Comment sauver l’industrie européenne ?


Chronique de J. THOUVENEL du 03.04.2012 sur Radio Notre Dame (100.7)
Lire la chronique, c’est bien ! L’écouter, c’est encore mieux !

 

C’est le thème « En finir avec la mondialisation déloyale », le rapport que Monsieur Yvon JACOB vient de publier.

Et notre ambassadeur de l’Industrie – si, si, ça existe ! – vous n’imaginez pas le nombre de postes, fonctions et autres attributions diverses et variées que notre généreuse et inventive république est capable de créer !

Dans le cas présent, c’est à juste titre qu’une mission a été confiée à Yvon JACOB. Dans son rapport, élaboré avec Serge GUILLON, contrôleur général économique, l’ancien Député d’Ille et Vilaine déplore, je cite : « les défaillances de la surveillance du marché qui permettent l’importation de produits non-conformes aux normes européennes qui font subir une concurrence déloyale aux biens fabriqués dans les pays membres de l’Union ».

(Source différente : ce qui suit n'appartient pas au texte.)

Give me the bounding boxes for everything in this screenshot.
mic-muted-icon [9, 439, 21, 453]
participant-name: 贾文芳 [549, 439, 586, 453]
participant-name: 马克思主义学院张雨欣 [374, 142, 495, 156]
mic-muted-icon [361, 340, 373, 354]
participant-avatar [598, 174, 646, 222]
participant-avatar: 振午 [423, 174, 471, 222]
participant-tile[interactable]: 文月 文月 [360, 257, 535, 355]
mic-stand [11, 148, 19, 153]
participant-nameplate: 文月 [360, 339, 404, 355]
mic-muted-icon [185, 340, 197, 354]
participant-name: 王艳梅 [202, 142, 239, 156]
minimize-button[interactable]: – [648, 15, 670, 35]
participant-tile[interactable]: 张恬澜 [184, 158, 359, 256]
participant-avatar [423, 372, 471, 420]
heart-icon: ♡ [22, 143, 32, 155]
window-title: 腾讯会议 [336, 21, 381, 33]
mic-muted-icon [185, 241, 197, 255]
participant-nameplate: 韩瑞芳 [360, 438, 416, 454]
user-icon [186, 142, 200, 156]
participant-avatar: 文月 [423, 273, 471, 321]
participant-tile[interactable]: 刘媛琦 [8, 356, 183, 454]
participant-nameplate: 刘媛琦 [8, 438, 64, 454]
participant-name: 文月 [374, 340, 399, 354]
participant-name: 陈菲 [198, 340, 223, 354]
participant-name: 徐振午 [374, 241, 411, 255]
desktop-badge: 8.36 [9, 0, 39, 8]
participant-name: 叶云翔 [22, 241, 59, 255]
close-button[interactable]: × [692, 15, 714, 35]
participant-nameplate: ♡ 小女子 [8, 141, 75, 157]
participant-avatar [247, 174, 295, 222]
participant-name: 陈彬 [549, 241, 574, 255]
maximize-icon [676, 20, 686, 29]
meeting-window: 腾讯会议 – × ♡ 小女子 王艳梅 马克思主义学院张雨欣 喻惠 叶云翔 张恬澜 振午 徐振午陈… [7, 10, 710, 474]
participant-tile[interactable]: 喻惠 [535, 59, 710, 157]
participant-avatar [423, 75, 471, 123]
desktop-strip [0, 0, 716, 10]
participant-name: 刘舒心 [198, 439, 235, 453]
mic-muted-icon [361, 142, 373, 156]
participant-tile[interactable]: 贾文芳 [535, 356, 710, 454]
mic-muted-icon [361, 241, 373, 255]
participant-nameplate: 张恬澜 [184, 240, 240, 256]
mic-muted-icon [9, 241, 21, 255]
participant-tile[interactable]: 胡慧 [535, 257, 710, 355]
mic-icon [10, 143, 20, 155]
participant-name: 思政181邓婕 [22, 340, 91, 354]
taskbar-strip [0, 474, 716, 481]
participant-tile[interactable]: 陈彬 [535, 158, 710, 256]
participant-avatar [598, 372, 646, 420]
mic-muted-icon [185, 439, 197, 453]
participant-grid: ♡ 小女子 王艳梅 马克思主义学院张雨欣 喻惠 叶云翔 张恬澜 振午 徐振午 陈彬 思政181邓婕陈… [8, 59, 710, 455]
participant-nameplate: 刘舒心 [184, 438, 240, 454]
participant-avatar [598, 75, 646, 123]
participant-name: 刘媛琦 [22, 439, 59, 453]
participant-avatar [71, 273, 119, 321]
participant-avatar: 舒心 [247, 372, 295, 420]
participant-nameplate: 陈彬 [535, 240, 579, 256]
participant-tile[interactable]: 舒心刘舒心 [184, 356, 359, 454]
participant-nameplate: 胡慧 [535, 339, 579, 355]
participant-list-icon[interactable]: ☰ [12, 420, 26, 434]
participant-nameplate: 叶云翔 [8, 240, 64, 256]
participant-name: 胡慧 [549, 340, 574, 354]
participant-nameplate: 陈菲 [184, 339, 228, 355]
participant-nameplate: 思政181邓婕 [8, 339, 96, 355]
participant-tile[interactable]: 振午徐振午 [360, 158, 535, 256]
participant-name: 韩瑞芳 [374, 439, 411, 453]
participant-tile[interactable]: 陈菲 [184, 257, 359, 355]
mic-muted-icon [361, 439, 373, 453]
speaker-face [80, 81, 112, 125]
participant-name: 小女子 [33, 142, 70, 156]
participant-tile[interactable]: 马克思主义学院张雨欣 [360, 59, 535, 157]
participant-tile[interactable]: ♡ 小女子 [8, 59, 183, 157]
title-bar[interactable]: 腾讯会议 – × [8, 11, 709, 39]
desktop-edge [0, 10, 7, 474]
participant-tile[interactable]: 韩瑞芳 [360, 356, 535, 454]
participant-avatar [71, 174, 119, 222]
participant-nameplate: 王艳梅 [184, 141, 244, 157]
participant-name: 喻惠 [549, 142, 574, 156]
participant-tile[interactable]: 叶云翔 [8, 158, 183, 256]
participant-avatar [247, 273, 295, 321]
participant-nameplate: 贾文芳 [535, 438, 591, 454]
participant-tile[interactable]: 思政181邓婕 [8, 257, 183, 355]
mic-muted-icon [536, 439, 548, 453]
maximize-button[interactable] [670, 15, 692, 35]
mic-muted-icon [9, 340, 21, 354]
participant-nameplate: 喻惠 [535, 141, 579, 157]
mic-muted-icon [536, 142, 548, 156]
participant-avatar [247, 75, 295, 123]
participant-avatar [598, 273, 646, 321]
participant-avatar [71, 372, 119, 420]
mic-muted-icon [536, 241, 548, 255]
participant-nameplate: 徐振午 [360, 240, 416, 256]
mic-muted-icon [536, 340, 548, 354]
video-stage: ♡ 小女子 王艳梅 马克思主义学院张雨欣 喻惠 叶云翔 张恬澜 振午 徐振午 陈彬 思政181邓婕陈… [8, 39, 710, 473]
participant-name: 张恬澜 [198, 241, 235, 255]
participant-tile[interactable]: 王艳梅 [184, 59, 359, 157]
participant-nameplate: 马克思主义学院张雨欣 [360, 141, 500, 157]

Ancien chef d’entreprise, spécialiste de l’industrie, M. JACOB sait de quoi et de qui il parle. Pour une fois, dans un rapport officiel, le politiquement correcte vis-à-vis de la Chine est remisé au magasin des accessoires pour analyste économique bien pensant. Il constate, notamment, « que le mode de financement des entreprises chinoises est totalement opaque», ce qui permet aux entreprises de l’empire du milieu de vendre sous le prix de revient.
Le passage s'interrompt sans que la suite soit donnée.